I have used Poser and Daz Studio for years. A common technique in that area is to either put the clothing and accessories on, then remove the body parts that would not be seen and save that as a character -or- move the clothing until it fits the pose. While the first option is much easier to perform, there are many times when it is not a viable option (type of clothing, how sheer it is, what parts does the clothing cover, etc).
I would recommend what Slavq mentioned with removable modular body parts, but again it only works if you can’t “possibly” see the body part behind the clothing.
I suppose there wouldn’t be much of a performance issue with either method you decide to use, but I am highly curious on how you plan on implementing the transparent materials part. Your characters, I would imagine, would have to have different material zones for clothing-related items.

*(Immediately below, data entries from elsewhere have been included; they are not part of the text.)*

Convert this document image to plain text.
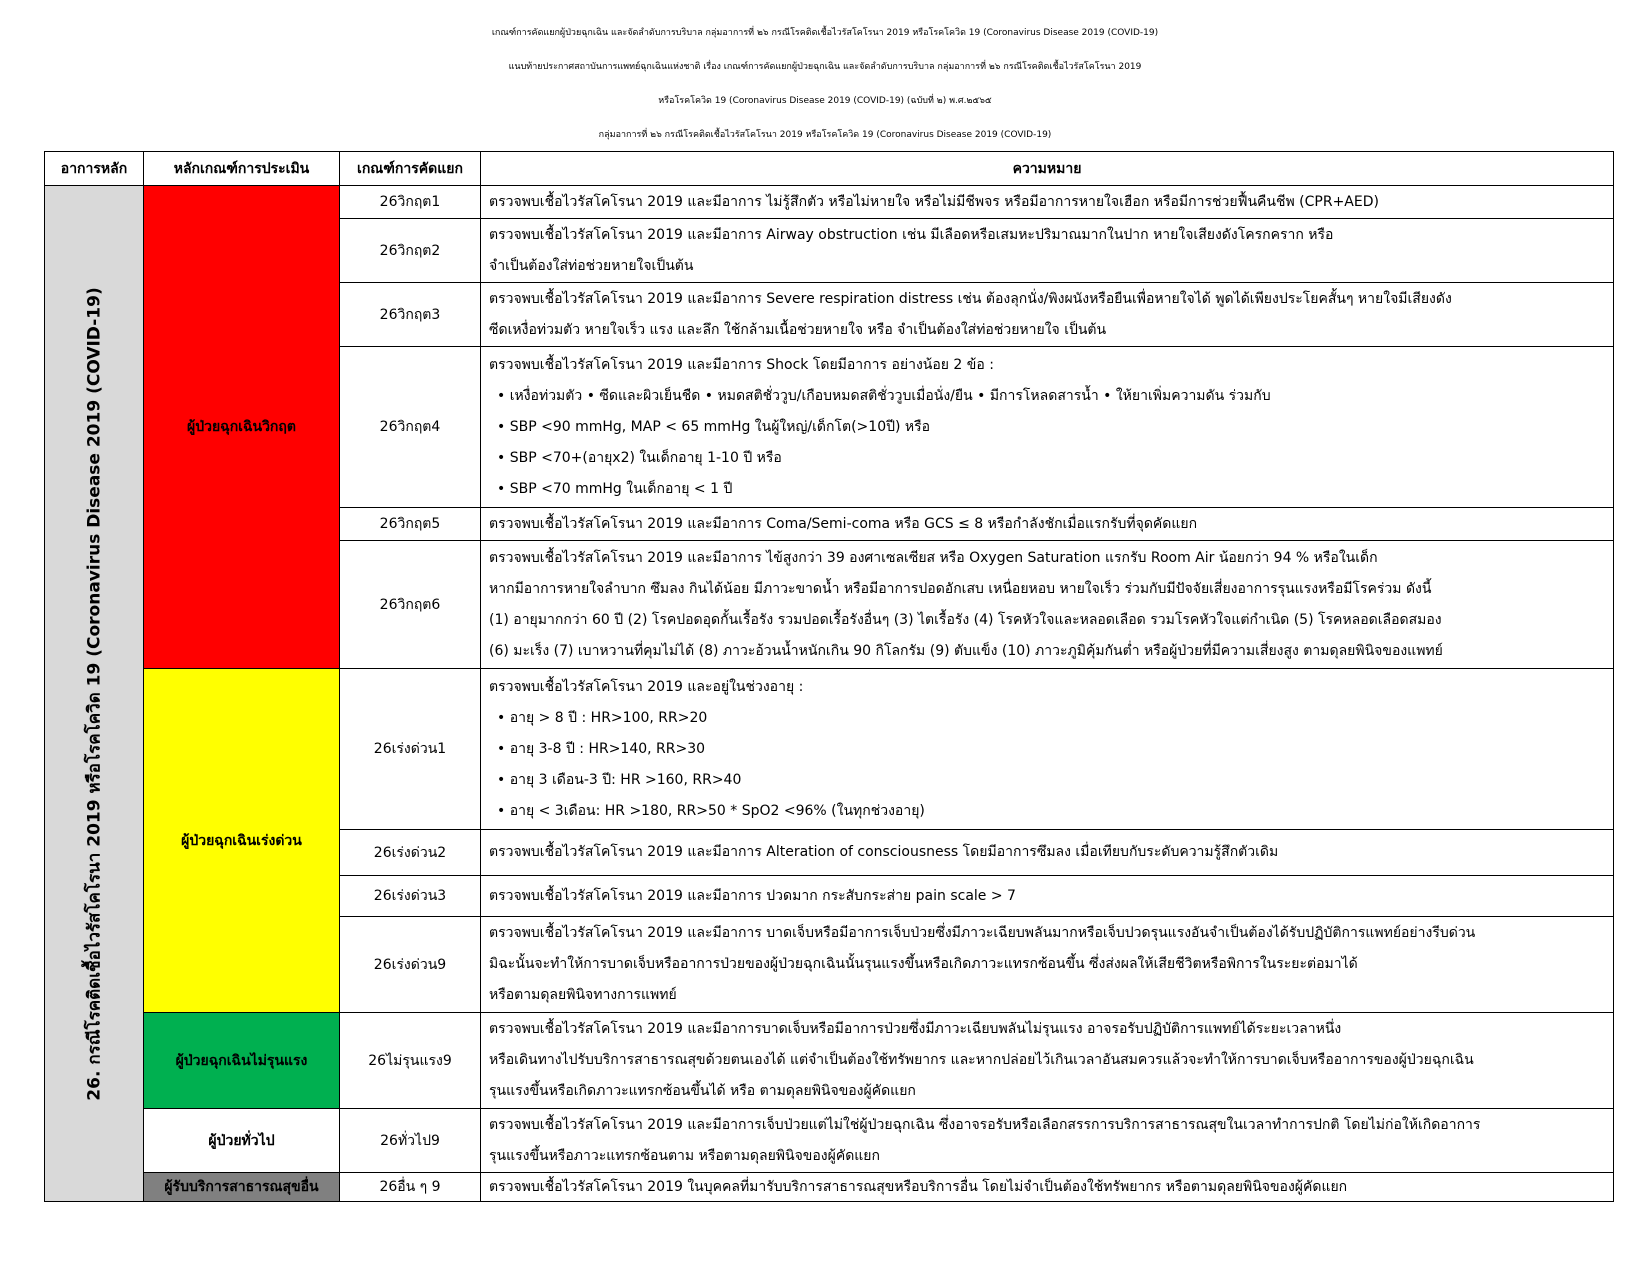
เกณฑ์การคัดแยกผู้ป่วยฉุกเฉิน และจัดลำดับการบริบาล กลุ่มอาการที่ ๒๖ กรณีโรคติดเชื้อไวรัสโคโรนา 2019 หรือโรคโควิด 19 (Coronavirus Disease 2019 (COVID-19)
แนบท้ายประกาศสถาบันการแพทย์ฉุกเฉินแห่งชาติ เรื่อง เกณฑ์การคัดแยกผู้ป่วยฉุกเฉิน และจัดลำดับการบริบาล กลุ่มอาการที่ ๒๖ กรณีโรคติดเชื้อไวรัสโคโรนา 2019
หรือโรคโควิด 19 (Coronavirus Disease 2019 (COVID-19) (ฉบับที่ ๒) พ.ศ.๒๕๖๕
กลุ่มอาการที่ ๒๖ กรณีโรคติดเชื้อไวรัสโคโรนา 2019 หรือโรคโควิด 19 (Coronavirus Disease 2019 (COVID-19)
อาการหลัก	หลักเกณฑ์การประเมิน	เกณฑ์การคัดแยก	ความหมาย

26. กรณีโรคติดเชื้อไวรัสโคโรนา 2019 หรือโรคโควิด 19 (Coronavirus Disease 2019 (COVID-19)	ผู้ป่วยฉุกเฉินวิกฤต	26วิกฤต1	ตรวจพบเชื้อไวรัสโคโรนา 2019 และมีอาการ ไม่รู้สึกตัว หรือไม่หายใจ หรือไม่มีชีพจร หรือมีอาการหายใจเฮือก หรือมีการช่วยฟื้นคืนชีพ (CPR+AED)

		26วิกฤต2	ตรวจพบเชื้อไวรัสโคโรนา 2019 และมีอาการ Airway obstruction เช่น มีเลือดหรือเสมหะปริมาณมากในปาก หายใจเสียงดังโครกคราก หรือ
จำเป็นต้องใส่ท่อช่วยหายใจเป็นต้น

		26วิกฤต3	ตรวจพบเชื้อไวรัสโคโรนา 2019 และมีอาการ Severe respiration distress เช่น ต้องลุกนั่ง/พิงผนังหรือยืนเพื่อหายใจได้ พูดได้เพียงประโยคสั้นๆ หายใจมีเสียงดัง
ซีดเหงื่อท่วมตัว หายใจเร็ว แรง และลึก ใช้กล้ามเนื้อช่วยหายใจ หรือ จำเป็นต้องใส่ท่อช่วยหายใจ เป็นต้น

		26วิกฤต4	ตรวจพบเชื้อไวรัสโคโรนา 2019 และมีอาการ Shock โดยมีอาการ อย่างน้อย 2 ข้อ :
• เหงื่อท่วมตัว • ซีดและผิวเย็นชืด • หมดสติชั่ววูบ/เกือบหมดสติชั่ววูบเมื่อนั่ง/ยืน • มีการโหลดสารน้ำ • ให้ยาเพิ่มความดัน ร่วมกับ
• SBP <90 mmHg, MAP < 65 mmHg ในผู้ใหญ่/เด็กโต(>10ปี) หรือ
• SBP <70+(อายุx2) ในเด็กอายุ 1-10 ปี หรือ
• SBP <70 mmHg ในเด็กอายุ < 1 ปี

		26วิกฤต5	ตรวจพบเชื้อไวรัสโคโรนา 2019 และมีอาการ Coma/Semi-coma หรือ GCS ≤ 8 หรือกำลังชักเมื่อแรกรับที่จุดคัดแยก

		26วิกฤต6	ตรวจพบเชื้อไวรัสโคโรนา 2019 และมีอาการ ไข้สูงกว่า 39 องศาเซลเซียส หรือ Oxygen Saturation แรกรับ Room Air น้อยกว่า 94 % หรือในเด็ก
หากมีอาการหายใจลำบาก ซึมลง กินได้น้อย มีภาวะขาดน้ำ หรือมีอาการปอดอักเสบ เหนื่อยหอบ หายใจเร็ว ร่วมกับมีปัจจัยเสี่ยงอาการรุนแรงหรือมีโรคร่วม ดังนี้
(1) อายุมากกว่า 60 ปี (2) โรคปอดอุดกั้นเรื้อรัง รวมปอดเรื้อรังอื่นๆ (3) ไตเรื้อรัง (4) โรคหัวใจและหลอดเลือด รวมโรคหัวใจแต่กำเนิด (5) โรคหลอดเลือดสมอง
(6) มะเร็ง (7) เบาหวานที่คุมไม่ได้ (8) ภาวะอ้วนน้ำหนักเกิน 90 กิโลกรัม (9) ตับแข็ง (10) ภาวะภูมิคุ้มกันต่ำ หรือผู้ป่วยที่มีความเสี่ยงสูง ตามดุลยพินิจของแพทย์

	ผู้ป่วยฉุกเฉินเร่งด่วน	26เร่งด่วน1	ตรวจพบเชื้อไวรัสโคโรนา 2019 และอยู่ในช่วงอายุ :
• อายุ > 8 ปี : HR>100, RR>20
• อายุ 3-8 ปี : HR>140, RR>30
• อายุ 3 เดือน-3 ปี: HR >160, RR>40
• อายุ < 3เดือน: HR >180, RR>50 * SpO2 <96% (ในทุกช่วงอายุ)

		26เร่งด่วน2	ตรวจพบเชื้อไวรัสโคโรนา 2019 และมีอาการ Alteration of consciousness โดยมีอาการซึมลง เมื่อเทียบกับระดับความรู้สึกตัวเดิม

		26เร่งด่วน3	ตรวจพบเชื้อไวรัสโคโรนา 2019 และมีอาการ ปวดมาก กระสับกระส่าย pain scale > 7

		26เร่งด่วน9	ตรวจพบเชื้อไวรัสโคโรนา 2019 และมีอาการ บาดเจ็บหรือมีอาการเจ็บป่วยซึ่งมีภาวะเฉียบพลันมากหรือเจ็บปวดรุนแรงอันจำเป็นต้องได้รับปฏิบัติการแพทย์อย่างรีบด่วน
มิฉะนั้นจะทำให้การบาดเจ็บหรืออาการป่วยของผู้ป่วยฉุกเฉินนั้นรุนแรงขึ้นหรือเกิดภาวะแทรกซ้อนขึ้น ซึ่งส่งผลให้เสียชีวิตหรือพิการในระยะต่อมาได้
หรือตามดุลยพินิจทางการแพทย์

	ผู้ป่วยฉุกเฉินไม่รุนแรง	26ไม่รุนแรง9	ตรวจพบเชื้อไวรัสโคโรนา 2019 และมีอาการบาดเจ็บหรือมีอาการป่วยซึ่งมีภาวะเฉียบพลันไม่รุนแรง อาจรอรับปฏิบัติการแพทย์ได้ระยะเวลาหนึ่ง
หรือเดินทางไปรับบริการสาธารณสุขด้วยตนเองได้ แต่จำเป็นต้องใช้ทรัพยากร และหากปล่อยไว้เกินเวลาอันสมควรแล้วจะทำให้การบาดเจ็บหรืออาการของผู้ป่วยฉุกเฉิน
รุนแรงขึ้นหรือเกิดภาวะแทรกซ้อนขึ้นได้ หรือ ตามดุลยพินิจของผู้คัดแยก

	ผู้ป่วยทั่วไป	26ทั่วไป9	ตรวจพบเชื้อไวรัสโคโรนา 2019 และมีอาการเจ็บป่วยแต่ไม่ใช่ผู้ป่วยฉุกเฉิน ซึ่งอาจรอรับหรือเลือกสรรการบริการสาธารณสุขในเวลาทำการปกติ โดยไม่ก่อให้เกิดอาการ
รุนแรงขึ้นหรือภาวะแทรกซ้อนตาม หรือตามดุลยพินิจของผู้คัดแยก

	ผู้รับบริการสาธารณสุขอื่น	26อื่น ๆ 9	ตรวจพบเชื้อไวรัสโคโรนา 2019 ในบุคคลที่มารับบริการสาธารณสุขหรือบริการอื่น โดยไม่จำเป็นต้องใช้ทรัพยากร หรือตามดุลยพินิจของผู้คัดแยก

Sorry for the VERY late reply, I must have missed my email notifications.
Anyway my plan was to assign a separate material to each area (e.g. torso, legs) in Blender.
This will create separate material slots in the imported mesh.
You can then assign your normal material to every single slot
When the character is wearing clothing, say on the legs, apply your invisible material to that slot.
EDIT: Looked at the date of your post and realized my reply wasn’t as extremely late as I thought. I’ve had a long week lol.
Yeah, I’m going with the material zone method.
I hadn’t thought of sheer clothing and similar situations, but in that case I figure I can just switch my method. I’ll program in the ability for exceptions to the invisibility, and with those type of clothing I’ll do the extra work of weight painting it more perfectly.
As an opinion and if given the option then optimization via material and the use of material ID’s as well as masking is a better way to go than trying to optimize at the geometry level as moving geometry around is a problem that has been solved a long time a go.
Dealing with problems like poke through in general as well as the level of flexibility as to the needs of the final result problem solving by materials seems to be the way of the future taking into consideration power apps like Zbrush which are more about making the much needed textures and materials that fixes things at a much higher level of flexibility than it is to bang around in the basement.
Masking is also a usable technique as to practical use over and above the ideals of what would be considered best practice that helps to create options of putting the detail into the areas that needs it and that does not add unnecessary detail in areas not required.
The face for example is a critical area that always needs a higher level of detail than say a big toe so even as a single unified mesh one can easily tessellate the face in LOD0, using material slots or ID’s, to a level that will support texture and material solutions (displacement and normal maps) and then the optimization done in the LOD stages.
So I would say your original post is at least a sound solution over and above trying for force a fix in the geometry which has all ways been a time consuming vampire versus painting in the solution using a displacement map that solves the annoying poke through problem.
In my opinion material usage solves problems where trying to move things around to fit you generally land up creating other problems or making things worst and wasting a lot of time and effort in the process.